This strange interior of the world (R. Wilhelm 1979)

Life, however, is the exact opposite of death, and the energy of life is neither visible nor within matter; life's energy differs essentially from all other forces. The secret of existence may very well be that in addition to forces active in matter, there is the mystery that these energies are forever redirected so as to bring about something new. Causality conditions their flow and ebb, and strict necessity conditions development. By understanding these energies, one can predict today what is to happen ten thousand years hence. But the unfolding, the folding asunder in time, is only one of the forms of appearance. It is not real, for each effect, each consequence, is contained in the cause.

And now the ring must be broken. But not broken so that at any point its laws would cease to be valid. Indeed, Europe's most important contribution to the knowledge of nature is probably its emphasis on causality, the sequence of cause and effect, and its universal validity. In effect, we have nowhere a point where this relationship could be rejected and where we could say: "This is a miracle. Here is empty space, where somehow something scientifically inaccessible is happening; where something disappears and something new, previously unconditioned, appears." But while causality is valid throughout the world of appearances, we find this world, and acting through it, something that is not subject to causality. It is valued, knows value, and creates values. This strange interior of the world - if we may designate this relationship so - is inseparably united with the exterior. One could not speak of it as the seed and of something else as the shell. Nature has neither seed nor shell; both inseparably interpenetrate one another, and yet there is an essential difference. This system of values, which is the basis of all the arts, is present together with the system of causality.

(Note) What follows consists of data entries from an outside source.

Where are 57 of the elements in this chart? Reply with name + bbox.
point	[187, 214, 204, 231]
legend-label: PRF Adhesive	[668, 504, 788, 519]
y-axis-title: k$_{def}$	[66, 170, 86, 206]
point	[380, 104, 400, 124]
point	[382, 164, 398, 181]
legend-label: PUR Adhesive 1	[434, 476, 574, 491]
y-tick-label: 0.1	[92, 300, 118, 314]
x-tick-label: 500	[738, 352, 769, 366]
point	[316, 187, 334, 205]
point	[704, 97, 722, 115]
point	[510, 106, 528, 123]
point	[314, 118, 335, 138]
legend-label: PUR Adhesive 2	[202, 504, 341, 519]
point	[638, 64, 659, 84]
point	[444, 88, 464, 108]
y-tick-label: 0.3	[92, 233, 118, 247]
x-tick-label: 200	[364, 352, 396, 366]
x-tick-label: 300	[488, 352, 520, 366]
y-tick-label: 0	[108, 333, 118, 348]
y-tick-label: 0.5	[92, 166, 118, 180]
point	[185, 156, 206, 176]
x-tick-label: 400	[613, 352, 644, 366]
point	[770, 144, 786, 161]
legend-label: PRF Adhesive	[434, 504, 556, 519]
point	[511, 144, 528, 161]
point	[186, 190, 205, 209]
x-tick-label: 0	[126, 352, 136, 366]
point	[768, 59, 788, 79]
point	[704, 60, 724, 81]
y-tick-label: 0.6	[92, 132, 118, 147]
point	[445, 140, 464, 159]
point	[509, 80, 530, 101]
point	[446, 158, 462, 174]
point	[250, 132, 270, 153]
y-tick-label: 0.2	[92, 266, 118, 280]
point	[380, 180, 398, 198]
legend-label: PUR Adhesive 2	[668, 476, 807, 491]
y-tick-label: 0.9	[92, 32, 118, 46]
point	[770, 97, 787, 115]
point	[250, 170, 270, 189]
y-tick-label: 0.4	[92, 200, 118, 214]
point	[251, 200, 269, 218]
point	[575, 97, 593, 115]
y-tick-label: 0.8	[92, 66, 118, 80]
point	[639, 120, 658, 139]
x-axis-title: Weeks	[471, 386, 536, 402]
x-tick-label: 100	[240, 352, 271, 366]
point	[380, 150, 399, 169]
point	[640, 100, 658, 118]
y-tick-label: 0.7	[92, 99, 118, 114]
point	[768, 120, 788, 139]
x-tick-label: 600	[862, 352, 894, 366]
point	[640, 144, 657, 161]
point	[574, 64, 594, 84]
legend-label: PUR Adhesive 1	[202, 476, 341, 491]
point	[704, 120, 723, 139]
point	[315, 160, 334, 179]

Here is an interesting phenomenon. It seems that a mechanical effect can take two directions in the organism: constructive or destructive. Causality does not give us the reason. For this is the neutral point, the point where causality enters the phenomenon. Whatever lies beyond phenomenon must always be inaccessible to science. However, we see that certain chemicals support and nourish the life of our bodies and maintain them. On the other hand, only a second later, without essential changes in the body's chemical composition, we may find that this same causality, acting in reverse, results in the gradual decomposition and decay of the body. It is the same causality and the same substances; once working this way, and once working that; both activities can be scientifically examined. Indeed, we would be superstitious were we to assume that living organism are less accessible to science than dead organisms. On the contrary, the opportunity and duty of science is to investigate to an even greater extent the complicated constructional texture customarily designated as life.

Richard Wilhelm. Lectures on the I-Ching: Constancy and Change. Princeton University Press 1979.